Banning books is an old story
Re “School board swears off a profane novel,” Feb. 4
The article about the Newman Crows Landing Board of Education reminded me of a brouhaha in Southern California in the early 1960s. It was about a book called “Dictionary of American Slang” that was discovered in school libraries.
As I recall, The Times ran articles about the organized opposition, as well as hysterical letters from readers. Families were so concerned about the “dirty words” contained in the book that they formed action groups to have it banned from school libraries.
To fund the crusade, shocked book banners scoured the book’s contents to find bad words, which they then printed and sold. I believe the several pages cost about a dime - and kids bought them up!
Finally, I remember a letter to The Times by a writer who identified herself as a 16-year-old high school student, who wrote that there were no words in the dictionary that she didn’t hear daily on campus; she pointed out that kids who used those words never went into the library.
I hope Newman Crows Landing also has some sensible high school students who can put this issue into perspective.

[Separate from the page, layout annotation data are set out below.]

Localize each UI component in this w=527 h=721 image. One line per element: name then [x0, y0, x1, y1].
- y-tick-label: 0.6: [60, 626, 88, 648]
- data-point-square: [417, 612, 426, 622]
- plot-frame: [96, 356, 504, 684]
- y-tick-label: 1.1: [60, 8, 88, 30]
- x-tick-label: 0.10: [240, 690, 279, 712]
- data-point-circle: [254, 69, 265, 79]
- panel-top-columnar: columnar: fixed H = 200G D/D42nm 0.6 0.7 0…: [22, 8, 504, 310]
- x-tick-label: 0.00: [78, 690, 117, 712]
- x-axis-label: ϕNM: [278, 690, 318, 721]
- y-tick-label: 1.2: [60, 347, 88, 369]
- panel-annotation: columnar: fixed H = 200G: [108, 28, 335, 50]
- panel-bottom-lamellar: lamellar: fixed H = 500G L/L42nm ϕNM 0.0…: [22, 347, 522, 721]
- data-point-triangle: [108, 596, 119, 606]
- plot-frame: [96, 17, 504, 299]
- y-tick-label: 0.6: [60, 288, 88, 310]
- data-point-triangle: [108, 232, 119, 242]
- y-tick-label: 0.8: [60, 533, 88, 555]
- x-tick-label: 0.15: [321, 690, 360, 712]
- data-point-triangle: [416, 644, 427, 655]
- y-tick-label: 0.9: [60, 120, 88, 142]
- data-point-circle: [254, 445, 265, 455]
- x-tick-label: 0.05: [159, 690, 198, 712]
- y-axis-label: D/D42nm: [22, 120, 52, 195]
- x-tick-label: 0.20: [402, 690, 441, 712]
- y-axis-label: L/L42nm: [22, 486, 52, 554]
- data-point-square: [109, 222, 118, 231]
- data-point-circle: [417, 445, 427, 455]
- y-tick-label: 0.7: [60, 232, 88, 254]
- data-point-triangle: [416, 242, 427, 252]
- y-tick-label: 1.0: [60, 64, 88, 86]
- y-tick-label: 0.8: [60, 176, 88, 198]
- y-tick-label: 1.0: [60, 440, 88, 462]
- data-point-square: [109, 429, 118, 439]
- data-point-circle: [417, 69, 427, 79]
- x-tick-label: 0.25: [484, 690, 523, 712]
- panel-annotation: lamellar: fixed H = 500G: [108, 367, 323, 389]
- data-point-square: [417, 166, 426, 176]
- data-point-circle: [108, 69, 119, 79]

I am not often compelled to drop the newspaper and run frantically to the computer to send a letter to the editor, but the banning of “Bless Me, Ultima” got my blood boiling.
As a young Chicano student, I can honestly say that this book had a profound effect on my life -- these were characters I could identify with. There are beautiful lessons in the book: pride in family, respect for elders and traditions, questioning things you know in your heart don’t make sense and, most of all, taking the tragic consequences of life and turning them into your strengths.
These are morals I teach my teenage daughter, who read the book when she was 12. It’s a sad day for our country every time small-minded people are allowed to ban a work of art.